Here's a println!("{document_from_bytes:?}") if it's helpful:
Document {
field_values: [
FieldValue { field: Field(5), value: I64(1) },
FieldValue { field: Field(1), value: Str("Ergonomic metal keyboard") },
FieldValue { field: Field(2), value: I64(4) },
FieldValue { field: Field(0), value: Str("Electronics") },
FieldValue { field: Field(3), value: Bool(true) },
FieldValue { field: Field(4), value: JsonObject({"color": String("Silver"), "location": String("United States")}) },
FieldValue { field: Field(5), value: U64(1) }
]
}
Also, for versions, I have :
tantivy = "0.21.1"
tantivy-common = "0.6.0"
Do you mean this error?
thread 'thrd-tantivy-index2' panicked at columnar/src/columnar/writer/column_writers.rs:192:17:
assertion `left == right` failed: Input type forbidden. This column has been forced to type U64, received I64(1)
left: I64
right: U64
This error:
called `Result::unwrap()` on an `Err` value: ErrorInThread("Any { .. }")

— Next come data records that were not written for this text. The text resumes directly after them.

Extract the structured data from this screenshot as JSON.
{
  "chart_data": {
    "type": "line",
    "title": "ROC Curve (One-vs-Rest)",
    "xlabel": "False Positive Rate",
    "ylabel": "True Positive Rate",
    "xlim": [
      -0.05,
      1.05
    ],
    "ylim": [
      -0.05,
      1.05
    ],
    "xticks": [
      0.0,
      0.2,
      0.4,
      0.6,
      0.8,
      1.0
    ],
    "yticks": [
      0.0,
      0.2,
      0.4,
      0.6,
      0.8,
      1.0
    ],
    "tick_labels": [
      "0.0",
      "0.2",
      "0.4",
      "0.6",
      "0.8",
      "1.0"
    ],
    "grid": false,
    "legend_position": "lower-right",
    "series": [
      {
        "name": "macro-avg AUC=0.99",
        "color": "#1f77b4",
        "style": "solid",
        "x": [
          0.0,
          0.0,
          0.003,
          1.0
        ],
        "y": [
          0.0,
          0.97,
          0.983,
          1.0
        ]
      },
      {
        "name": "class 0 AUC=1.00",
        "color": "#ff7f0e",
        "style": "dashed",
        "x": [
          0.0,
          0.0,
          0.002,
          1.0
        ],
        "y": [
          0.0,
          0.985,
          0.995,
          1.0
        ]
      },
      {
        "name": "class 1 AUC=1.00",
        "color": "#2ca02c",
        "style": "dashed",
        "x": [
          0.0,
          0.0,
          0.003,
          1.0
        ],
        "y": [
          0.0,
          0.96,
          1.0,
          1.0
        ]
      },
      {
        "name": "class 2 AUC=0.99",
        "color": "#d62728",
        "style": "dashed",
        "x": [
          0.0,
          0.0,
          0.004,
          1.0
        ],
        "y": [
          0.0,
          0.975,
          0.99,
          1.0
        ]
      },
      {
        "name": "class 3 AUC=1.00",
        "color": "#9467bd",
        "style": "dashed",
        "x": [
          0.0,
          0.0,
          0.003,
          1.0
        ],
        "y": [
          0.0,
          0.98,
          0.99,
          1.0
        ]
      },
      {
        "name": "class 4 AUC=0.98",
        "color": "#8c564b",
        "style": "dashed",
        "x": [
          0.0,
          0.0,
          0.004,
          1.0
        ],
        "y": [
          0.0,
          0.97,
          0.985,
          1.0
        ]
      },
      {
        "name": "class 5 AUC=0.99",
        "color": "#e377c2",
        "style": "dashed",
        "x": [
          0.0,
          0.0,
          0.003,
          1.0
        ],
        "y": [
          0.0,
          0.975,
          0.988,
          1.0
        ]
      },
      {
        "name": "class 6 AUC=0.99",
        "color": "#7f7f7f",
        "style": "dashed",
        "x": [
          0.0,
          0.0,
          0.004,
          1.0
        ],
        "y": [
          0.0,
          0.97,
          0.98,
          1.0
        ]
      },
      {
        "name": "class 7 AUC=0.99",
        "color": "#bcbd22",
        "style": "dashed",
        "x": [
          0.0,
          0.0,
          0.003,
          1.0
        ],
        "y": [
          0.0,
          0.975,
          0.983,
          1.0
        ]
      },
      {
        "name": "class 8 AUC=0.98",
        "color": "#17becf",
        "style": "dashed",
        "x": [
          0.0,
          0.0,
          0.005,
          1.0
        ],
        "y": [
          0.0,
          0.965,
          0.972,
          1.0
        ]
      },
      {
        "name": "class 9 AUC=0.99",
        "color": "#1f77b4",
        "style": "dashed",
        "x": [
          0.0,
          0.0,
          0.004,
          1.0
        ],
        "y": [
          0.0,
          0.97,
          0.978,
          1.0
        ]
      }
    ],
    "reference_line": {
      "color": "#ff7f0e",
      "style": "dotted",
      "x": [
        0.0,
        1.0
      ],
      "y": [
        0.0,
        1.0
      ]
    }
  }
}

Running the minimal example I posted above consistently produces that.
Can you provide a repo? I get
---- tests::test_writer_commit stdout ----
thread 'thrd-tantivy-index0' panicked at /home/pascal/.cargo/registry/src/index.crates.io-6f17d22bba15001f/tantivy-columnar-0.2.0/src/columnar/writer/column_writers.rs:192:17:
assertion `left == right` failed: Input type forbidden. This column has been forced to type I64, received U64(1)
left: U64
right: I64
note: run with `RUST_BACKTRACE=1` environment variable to display a backtrace
thread 'tests::test_writer_commit' panicked at src/main.rs:57:25:
called `Result::unwrap()` on an `Err` value: ErrorInThread("Any { .. }")
failures:
tests::test_writer_commit
@JaydenNavarro-at @PingXia-at Do you also use index sort?
@neilyio I am getting the same error as @PSeitz here.
Your document contains a u64 where it should have been a i64. Commit returns an explicit error that tells you the problem. I do not see any issue.
Yes, you're both right, I'm sorry for the distraction. I had some colleagues test the same code and they're seeing the same error as you. It's an issue with my serialization, and my specific test setup seems to be suppressing all but the An error occurred in a thread: 'Any { .. }' message. Thank you both for investigating.